The other, unintended effect of Obama's action, is that, during this time of heightened awareness of the constitution and the founders (thanks to the Tea Party), perhaps the people will better understanding of  the true role of the three branches of our government.  Just as we have heard a Democrat Congressperson state that it is only the courts position to determine constitutionality, many people are simply unaware of the actions provided by the U.S. Constitution. 

As I discussed in an earlier post entitled, Judicial Activism...I'll Know It when I See It, the judiciary can also, at times, insert its own desires place of constitutional law.  It is the duty of the other two branches to correct such over reach by the judiciary, but the use of that power has been limited in the past. 
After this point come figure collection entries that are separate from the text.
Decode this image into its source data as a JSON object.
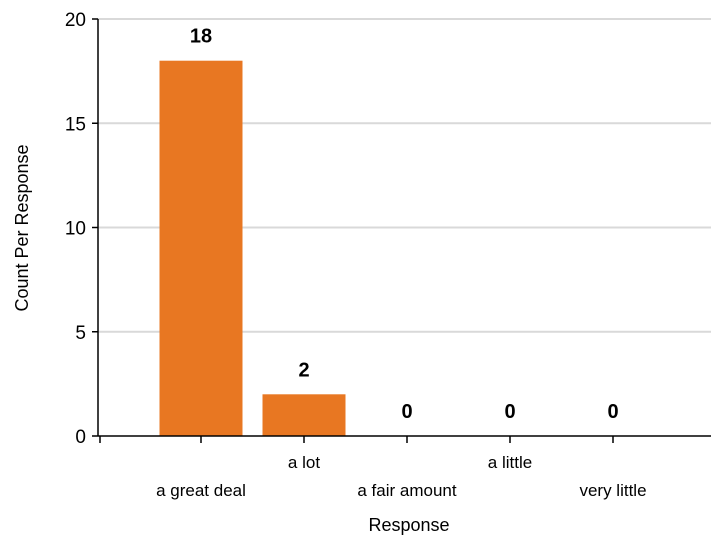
{
  "chart_data": {
    "type": "bar",
    "categories": [
      "a great deal",
      "a lot",
      "a fair amount",
      "a little",
      "very little"
    ],
    "values": [
      18,
      2,
      0,
      0,
      0
    ],
    "data_labels": [
      "18",
      "2",
      "0",
      "0",
      "0"
    ],
    "xlabel": "Response",
    "ylabel": "Count Per Response",
    "ylim": [
      0,
      20
    ],
    "yticks": [
      0,
      5,
      10,
      15,
      20
    ],
    "grid": true,
    "bar_color": "#e87722",
    "grid_color": "#d9d9d9"
  }
}
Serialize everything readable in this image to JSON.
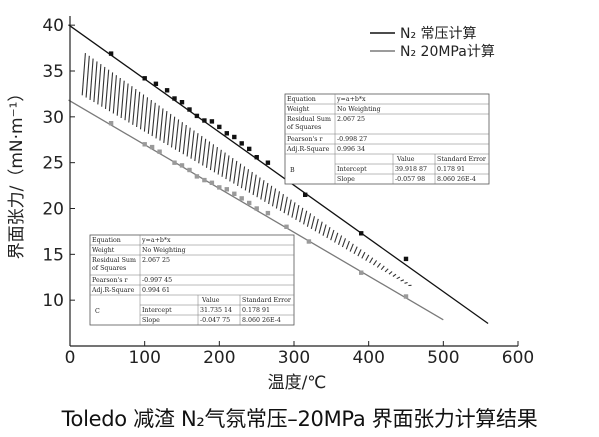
{
  "caption": "Toledo 减渣 N₂气氛常压–20MPa 界面张力计算结果",
  "chart_data": {
    "type": "scatter",
    "xlabel": "温度/℃",
    "ylabel": "界面张力/（mN·m⁻¹）",
    "xlim": [
      0,
      600
    ],
    "ylim": [
      5,
      41
    ],
    "xticks": [
      0,
      100,
      200,
      300,
      400,
      500,
      600
    ],
    "yticks": [
      10,
      15,
      20,
      25,
      30,
      35,
      40
    ],
    "legend_position": "top-right",
    "series": [
      {
        "name": "N₂ 常压计算",
        "color": "#111111",
        "x": [
          55,
          100,
          115,
          130,
          140,
          150,
          160,
          170,
          180,
          190,
          200,
          210,
          220,
          230,
          240,
          250,
          265,
          315,
          390,
          450
        ],
        "y": [
          36.9,
          34.2,
          33.6,
          32.9,
          32.0,
          31.6,
          30.8,
          30.1,
          29.6,
          29.5,
          28.9,
          28.2,
          27.8,
          27.1,
          26.5,
          25.6,
          25.0,
          21.5,
          17.3,
          14.5
        ],
        "fit": {
          "intercept": 39.91887,
          "slope": -0.05798,
          "x_range": [
            -2,
            560
          ]
        }
      },
      {
        "name": "N₂ 20MPa计算",
        "color": "#7a7a7a",
        "x": [
          55,
          100,
          110,
          120,
          140,
          150,
          160,
          170,
          180,
          190,
          200,
          210,
          220,
          230,
          240,
          250,
          265,
          290,
          320,
          390,
          450
        ],
        "y": [
          29.3,
          27.0,
          26.7,
          26.2,
          25.0,
          24.7,
          24.2,
          23.5,
          23.1,
          22.8,
          22.3,
          22.1,
          21.6,
          21.1,
          20.6,
          20.0,
          19.5,
          18.0,
          16.4,
          13.0,
          10.4
        ],
        "fit": {
          "intercept": 31.73514,
          "slope": -0.04775,
          "x_range": [
            -2,
            500
          ]
        }
      }
    ],
    "band": {
      "x_start": 18,
      "x_end": 515,
      "upper_intercept": 38.0,
      "upper_slope": -0.058,
      "lower_intercept": 33.2,
      "lower_slope": -0.0475
    }
  },
  "stats_tables": [
    {
      "rows": [
        [
          "Equation",
          "y=a+b*x"
        ],
        [
          "Weight",
          "No Weighting"
        ],
        [
          "Residual Sum of Squares",
          "2.067 25"
        ],
        [
          "Pearson's r",
          "-0.998 27"
        ],
        [
          "Adj.R-Square",
          "0.996 34"
        ]
      ],
      "value_header": "Value",
      "error_header": "Standard Error",
      "series_letter": "B",
      "params": [
        [
          "Intercept",
          "39.918 87",
          "0.178 91"
        ],
        [
          "Slope",
          "-0.057 98",
          "8.060 26E-4"
        ]
      ]
    },
    {
      "rows": [
        [
          "Equation",
          "y=a+b*x"
        ],
        [
          "Weight",
          "No Weighting"
        ],
        [
          "Residual Sum of Squares",
          "2.067 25"
        ],
        [
          "Pearson's r",
          "-0.997 45"
        ],
        [
          "Adj.R-Square",
          "0.994 61"
        ]
      ],
      "value_header": "Value",
      "error_header": "Standard Error",
      "series_letter": "C",
      "params": [
        [
          "Intercept",
          "31.735 14",
          "0.178 91"
        ],
        [
          "Slope",
          "-0.047 75",
          "8.060 26E-4"
        ]
      ]
    }
  ]
}
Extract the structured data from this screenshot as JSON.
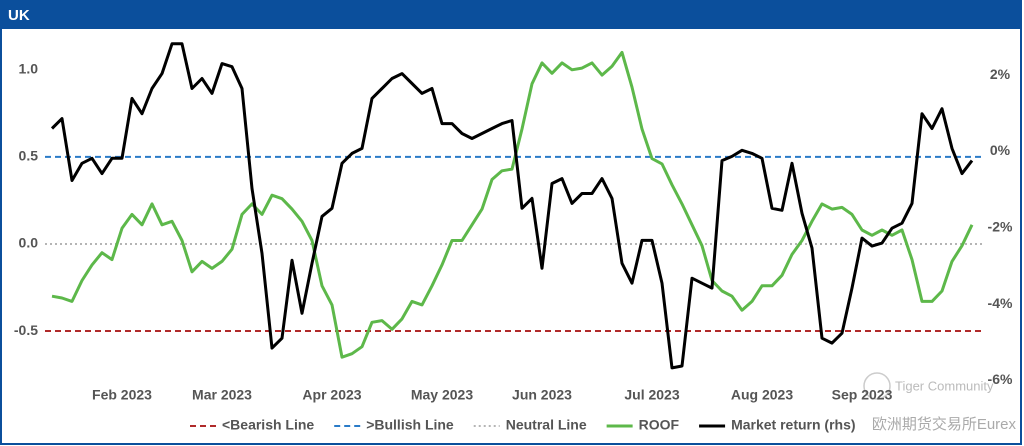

If Obama's move should light a fire under all three branches urging them toward fulfilling their oath and truly defending the constitution, (from not only today's wrongs, but also yesterday's) this President's wrong may allow us to correct the other wrongs that have trampled across our founding document.  If conservatives can keep Obama boxed into the zugzwang that he created, then the slow creep of liberal court activism might finally be "check-mated".

[After reading this be sure to read Jonah Goldberg's Throwing in the Towel at NRO]

[This post has been amended since it's first publication, because I am an idiot.]


  1. While this is good as far as it goes, our Founders knew that only the true Christian God was sufficient to save us from such matters, no matter the groundless lies of many that we were not founded as a specifically Christian nation, ironically contrary to the opinion of the very SCOTUS now hostile by its enthrallment to the lies of antiChristian bigots like Warren to such reality as presented in RECTOR, ETC, OF HOLY TRINITY CHURCH v. U S, 143 U.S. 457 (1892): "... These, and many other matters which might be noticed, add a volume of unofficial declarations to the mass of organic utterances that this is a Christian nation. In the face of all these, shall it be believed that a congress of the United States intended to make it a misdemeanor for a church of this country to contract for the services of a Christian minister residing in another nation?..."

  2. What is clear is that
    a.) elections have consequences in the shaping of the judiciary; and
    b.) a court that seeks to change the meaning of the constitution by fiat, opens the door to a tyranny that can no longer be restrained by those words.